Are There Enough Humanitarian Laws Put in Place to Protect Children?

Two men carry Syrian children in their arms to safety through a cloud of smoke while the road is filled with piled up rubble Two men carry Syrian children in their arms to safety through a cloud of smoke while the road is filled with piled up rubble © Sultan Kitaz/Reuters

Humanitarian laws are put in place to create a sense of safety and protection, but not enough protect vulnerable children who need them the most.

The founder of Save the Children, Eglantyne Jebb, said it best when she said “all wars are wars against children”. This Human Rights Watch article cited below raises the question whether  enough humanitarian laws if any are in place to protect and serve children stuck in the middle of conflict. The second part to the question is if governments are also willing to hold criminals accountable and finally protect the needs of children. The Inquiry on Protecting Children in Conflict, a 500-page report, explains that young people are the most vulnerable and susceptible to violence as a result of conflict and wars. The report also calls for immediate reform to international humanitarian law, criminal law and human rights laws.

Throughout the world children are caught in the crossfire, rebellion and often are the most affected consequently. Some of their unfortunate reality are lack of school facilities, such as classrooms and school buses, because they have been overrun by military control and inevitably are being attacked while their teacher is conducting a lesson in their classrooms. One of the places a child should feel safe to play with their friends, get an education and create positive memories has turned into a war zone. They also have to fear being raped, kidnapped and fear for their lives. Consequently, children are seen as an opportunity to recruit to the rebel side by turning them into child soldiers. By making them commodities in countries such as Iraq, Syria, and South Sudan at such a young age they are not under special protection because of their age, but seen as an added number to the regime who can die at any moment. On top of worrying about outside affects they also have to worry about their personal fight against disease, starvation and wondering where their next meal will come from.

The United Nations Special Envoy for Global Education and former UK Prime Minister, Gordon Brown, insinuates that there should be some clarification and strict laws put in place to protect children who are left behind to feel the effect of war and conflict. As a chairman for The Inquiry on Protecting Children in Conflict, some of Brown’s ideas are that it should be unlawful to deny access to humanitarian assistance when it could leave children starved. He continued to say there should be a collective punishment as a result of breaking these laws or violating care intended for children. Also, there should be specific laws that prohibit schools from being used for military purposes because it leaves them vulnerable to being targeted. So then the problem thus becomes with all of his proposed solutions, the laws that are already in place are not effective nor consistently enforced. This resulting effect is because the governments of conflict and war torn countries do not think deeply of the irrevocable effects that children will feel for their lifetime and pass to their future children, nor the moral and ethical codes they choose to violate against children. Some of the countries that feel the failure of laws the most are South Sudan, Myanmar, Syria and Nigeria. In South Sudan girls have to worry about gang rape and abduction starting from as young as eight year olds. In Syria and Yemen, school children are in fear of leaving their homes to go to school and never coming back because of air raids, chemical warfare and bombings. Furthermore, almost all of these countries have a second battle to face; if they are not harmed or killed by theses acts of violence, then starvation will inevitably be the cause of their deaths. The report illustrated that Yemen is on the verge of the famine affecting some five million children.

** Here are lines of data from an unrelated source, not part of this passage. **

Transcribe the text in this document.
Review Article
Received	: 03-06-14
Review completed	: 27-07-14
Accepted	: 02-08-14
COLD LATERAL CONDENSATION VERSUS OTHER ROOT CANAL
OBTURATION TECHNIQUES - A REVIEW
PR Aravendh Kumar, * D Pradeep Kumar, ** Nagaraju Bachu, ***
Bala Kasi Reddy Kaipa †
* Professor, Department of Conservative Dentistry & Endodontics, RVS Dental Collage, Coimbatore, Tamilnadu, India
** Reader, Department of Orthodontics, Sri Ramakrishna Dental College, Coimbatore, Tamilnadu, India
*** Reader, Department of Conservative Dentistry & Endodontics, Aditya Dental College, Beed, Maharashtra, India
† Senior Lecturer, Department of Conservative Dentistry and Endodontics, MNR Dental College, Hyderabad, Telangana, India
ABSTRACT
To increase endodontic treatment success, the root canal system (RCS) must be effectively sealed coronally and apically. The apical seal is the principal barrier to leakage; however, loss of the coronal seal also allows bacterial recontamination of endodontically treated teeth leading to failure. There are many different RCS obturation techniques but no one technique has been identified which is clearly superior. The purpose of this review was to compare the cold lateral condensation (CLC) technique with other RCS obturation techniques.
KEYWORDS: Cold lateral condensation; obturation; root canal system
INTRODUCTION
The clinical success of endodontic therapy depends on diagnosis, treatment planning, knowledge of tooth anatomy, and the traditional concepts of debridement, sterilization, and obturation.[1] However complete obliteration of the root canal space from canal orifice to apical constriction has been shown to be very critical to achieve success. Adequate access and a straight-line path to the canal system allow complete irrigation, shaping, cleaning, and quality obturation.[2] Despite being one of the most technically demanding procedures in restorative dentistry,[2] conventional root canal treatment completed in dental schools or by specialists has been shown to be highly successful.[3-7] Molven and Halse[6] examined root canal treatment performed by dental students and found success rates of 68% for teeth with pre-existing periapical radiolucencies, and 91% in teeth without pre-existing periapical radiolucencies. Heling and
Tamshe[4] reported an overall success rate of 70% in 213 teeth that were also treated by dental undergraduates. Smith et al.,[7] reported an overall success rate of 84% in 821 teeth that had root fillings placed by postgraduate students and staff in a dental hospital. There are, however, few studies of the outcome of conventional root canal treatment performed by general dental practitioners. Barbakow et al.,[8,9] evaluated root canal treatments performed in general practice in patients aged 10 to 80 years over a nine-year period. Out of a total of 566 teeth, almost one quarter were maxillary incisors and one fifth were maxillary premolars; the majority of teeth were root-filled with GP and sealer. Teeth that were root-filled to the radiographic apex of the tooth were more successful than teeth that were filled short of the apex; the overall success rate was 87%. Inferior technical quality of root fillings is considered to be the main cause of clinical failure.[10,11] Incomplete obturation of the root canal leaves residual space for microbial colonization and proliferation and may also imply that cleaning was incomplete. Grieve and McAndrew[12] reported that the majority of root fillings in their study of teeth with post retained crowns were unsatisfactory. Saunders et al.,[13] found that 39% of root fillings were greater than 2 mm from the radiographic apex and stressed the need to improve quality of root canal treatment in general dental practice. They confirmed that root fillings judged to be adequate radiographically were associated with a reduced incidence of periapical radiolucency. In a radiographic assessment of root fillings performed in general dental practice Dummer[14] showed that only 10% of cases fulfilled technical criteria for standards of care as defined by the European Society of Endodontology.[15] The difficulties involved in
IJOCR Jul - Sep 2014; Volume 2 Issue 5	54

In conclusion, many more laws and policies need to be put in place in order to protect children of war. Even wars have rules but in this day and age rules set in place to keep children out of war are nonexistent or violated frequently. The careless way countries and governments are not paying attention to these children causes the numbers of death, rape, and enslavement to grown exponentially. An estimated 350 million children in the world about one in six children live in a war zone. This statistic has risen 75% from 200 million children in the world in the early 1990s. In the report Brown gave his opinion and his proposal to help protect the needs and wants of children, but are they enough? The Inquiry on Protecting Children in Conflict, launched in 2017, featured legal experts, globally influential policy-makers, thinkers and activists. Their plan to bring an end to the “culture of impunity” was to focus the attention to attacks on schools, denial of humanitarian aid and sexual violence against children and other inhumane acts. Within the report there is an outline of the six grave violations previously identified by the UN Security Council which has continuously failed to hold perpetrators accountable nor protect children. These new proposals and laws will mean nothing if they are not properly and continuously enforced and if people are not held accountable for their actions or lack thereof.